Ch-p2 for COVID-19
Ch-p2 has been reported as potentially beneficial for treatment of COVID-19. We have not reviewed these studies. See all other treatments.
Chromone-embedded peptidomimetics and furopyrimidines as highly potent SARS-CoV-2 infection inhibitors: docking and MD simulation study, BMC Research Notes, doi:10.1186/s13104-023-06508-7 ,
Abstract Background COVID-19 is a respiratory illness caused by SARS-CoV-2. Pharmaceutical companies aim to control virus spread through effective drugs. This study investigates chromone compound derivatives’ ability to inhibit viral entry and prevent replication. Method This study investigated the inhibitory effect of chromone-embedded peptidomimetics and furopyrimidines on 7BZ5 from Severe Acute Respiratory Syndrome CoV-2, Homo sapiens, and 6LU7 from Bat SARS-like CoV using molecular docking. The crystal structure of these proteins was obtained from the Protein Data Bank, and the inhibition site was determined using ligand binding interaction options. The 3D structure was protonated and energetically minimised using MOE software. Chromone derivatives were designed in three dimensions, and their energy was minimised using MOE 2019. The molecular drug-likeness was calculated using SwissADME, Lipinski and Benigni-Bossa’s rule, and toxicity was calculated using Toxtree v3.1.0 software. Compounds with pharmacological properties were selected for molecular docking, and interactions were assessed using MOE 2019. MD simulations of Mpro-ch-p complexes were performed to evaluate root mean square fluctuations (RMSF) and measure protein stability. Result The pharmacokinetic tests revealed that chromone derivatives of the peptidomimetic family have acceptable pharmacokinetic activity in the human body.
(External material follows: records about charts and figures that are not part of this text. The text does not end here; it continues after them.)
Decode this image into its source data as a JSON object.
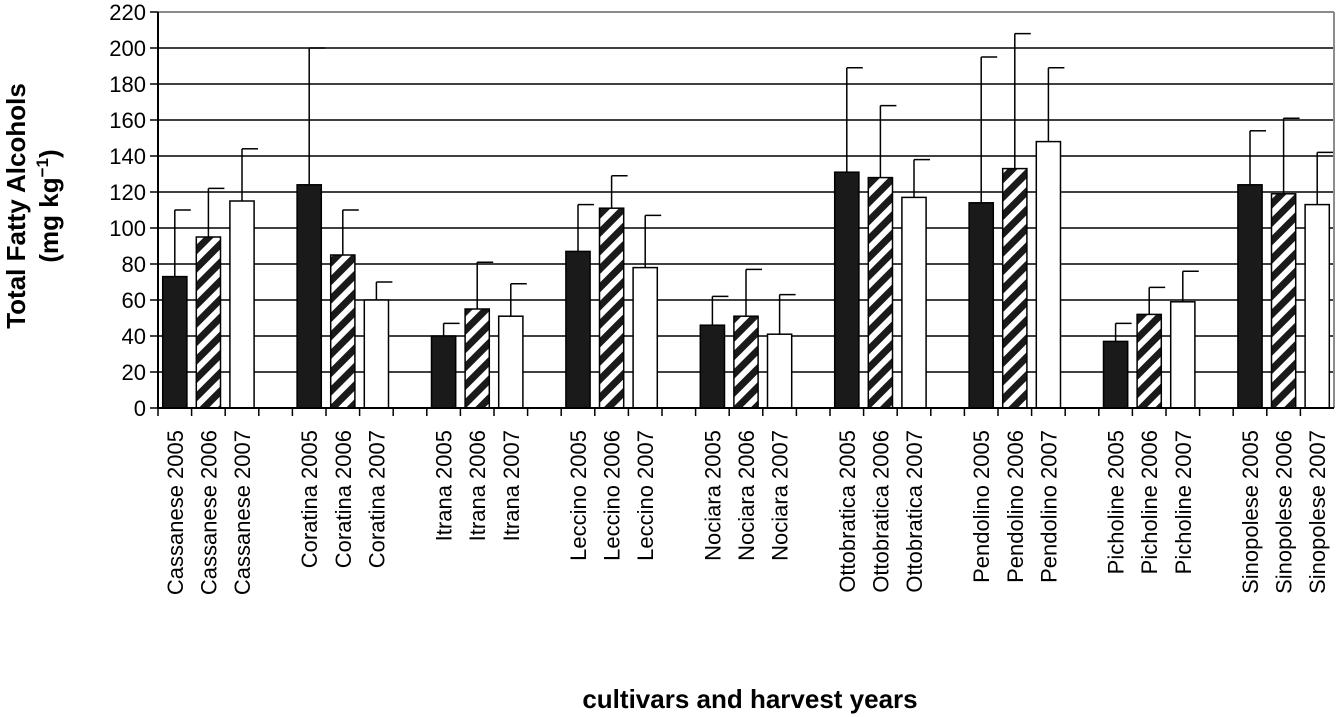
{
  "chart_data": {
    "type": "bar",
    "xlabel": "cultivars and harvest years",
    "ylabel_line1": "Total Fatty Alcohols",
    "ylabel_line2_base": "(mg kg",
    "ylabel_line2_sup": "−1",
    "ylabel_line2_end": ")",
    "ylim": [
      0,
      220
    ],
    "yticks": [
      "0",
      "20",
      "40",
      "60",
      "80",
      "100",
      "120",
      "140",
      "160",
      "180",
      "200",
      "220"
    ],
    "grid": "horizontal",
    "years": [
      "2005",
      "2006",
      "2007"
    ],
    "year_fills": {
      "2005": "black",
      "2006": "diagonal-stripes",
      "2007": "white"
    },
    "colors": {
      "bar_dark": "#1a1a1a",
      "grid": "#000000",
      "frame": "#8c8c8c"
    },
    "groups": [
      {
        "cultivar": "Cassanese",
        "labels": [
          "Cassanese 2005",
          "Cassanese 2006",
          "Cassanese 2007"
        ],
        "values": [
          73,
          95,
          115
        ],
        "errors": [
          37,
          27,
          29
        ]
      },
      {
        "cultivar": "Coratina",
        "labels": [
          "Coratina 2005",
          "Coratina 2006",
          "Coratina 2007"
        ],
        "values": [
          124,
          85,
          60
        ],
        "errors": [
          76,
          25,
          10
        ]
      },
      {
        "cultivar": "Itrana",
        "labels": [
          "Itrana 2005",
          "Itrana 2006",
          "Itrana 2007"
        ],
        "values": [
          40,
          55,
          51
        ],
        "errors": [
          7,
          26,
          18
        ]
      },
      {
        "cultivar": "Leccino",
        "labels": [
          "Leccino 2005",
          "Leccino 2006",
          "Leccino 2007"
        ],
        "values": [
          87,
          111,
          78
        ],
        "errors": [
          26,
          18,
          29
        ]
      },
      {
        "cultivar": "Nociara",
        "labels": [
          "Nociara 2005",
          "Nociara 2006",
          "Nociara 2007"
        ],
        "values": [
          46,
          51,
          41
        ],
        "errors": [
          16,
          26,
          22
        ]
      },
      {
        "cultivar": "Ottobratica",
        "labels": [
          "Ottobratica 2005",
          "Ottobratica 2006",
          "Ottobratica 2007"
        ],
        "values": [
          131,
          128,
          117
        ],
        "errors": [
          58,
          40,
          21
        ]
      },
      {
        "cultivar": "Pendolino",
        "labels": [
          "Pendolino 2005",
          "Pendolino 2006",
          "Pendolino 2007"
        ],
        "values": [
          114,
          133,
          148
        ],
        "errors": [
          81,
          75,
          41
        ]
      },
      {
        "cultivar": "Picholine",
        "labels": [
          "Picholine 2005",
          "Picholine 2006",
          "Picholine 2007"
        ],
        "values": [
          37,
          52,
          59
        ],
        "errors": [
          10,
          15,
          17
        ]
      },
      {
        "cultivar": "Sinopolese",
        "labels": [
          "Sinopolese 2005",
          "Sinopolese 2006",
          "Sinopolese 2007"
        ],
        "values": [
          124,
          119,
          113
        ],
        "errors": [
          30,
          42,
          29
        ]
      }
    ]
  }
}
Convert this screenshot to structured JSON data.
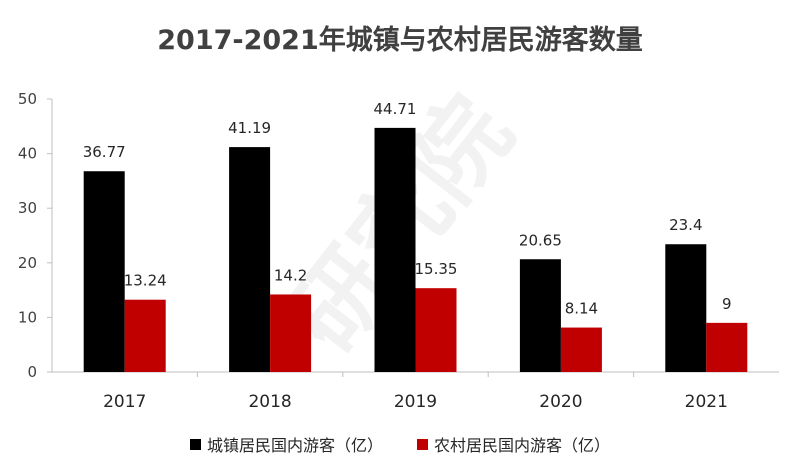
{
  "chart_data": {
    "type": "bar",
    "title": "2017-2021年城镇与农村居民游客数量",
    "categories": [
      "2017",
      "2018",
      "2019",
      "2020",
      "2021"
    ],
    "series": [
      {
        "name": "城镇居民国内游客（亿）",
        "color": "#000000",
        "values": [
          36.77,
          41.19,
          44.71,
          20.65,
          23.4
        ]
      },
      {
        "name": "农村居民国内游客（亿）",
        "color": "#c00000",
        "values": [
          13.24,
          14.2,
          15.35,
          8.14,
          9
        ]
      }
    ],
    "ylim": [
      0,
      50
    ],
    "yticks": [
      0,
      10,
      20,
      30,
      40,
      50
    ],
    "xlabel": "",
    "ylabel": "",
    "legend": "bottom",
    "watermark": "研究院"
  }
}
Some compounds, such as Ch-p1, Ch-p2, Ch-p6, Ch-p7, Ch-p12, and Ch-p13, have pronounced medicinal properties. Molecular docking revealed high affinity for binding to SARS-CoV-2 protease. Ch-p7 had the highest binding energy, likely due to its inhibitory property. A 10 ns molecular dynamics study confirmed the stability of the protein–ligand complex, resulting in minimal fluctuations in the system's backbone. The MM-GBSA analysis revealed free energies of binding of − 19.54 kcal/mol. Conclusions The study investigated the inhibition of viral replication using chromone derivatives, finding high inhibitory effects in the peptidomimetic family compared to other studies.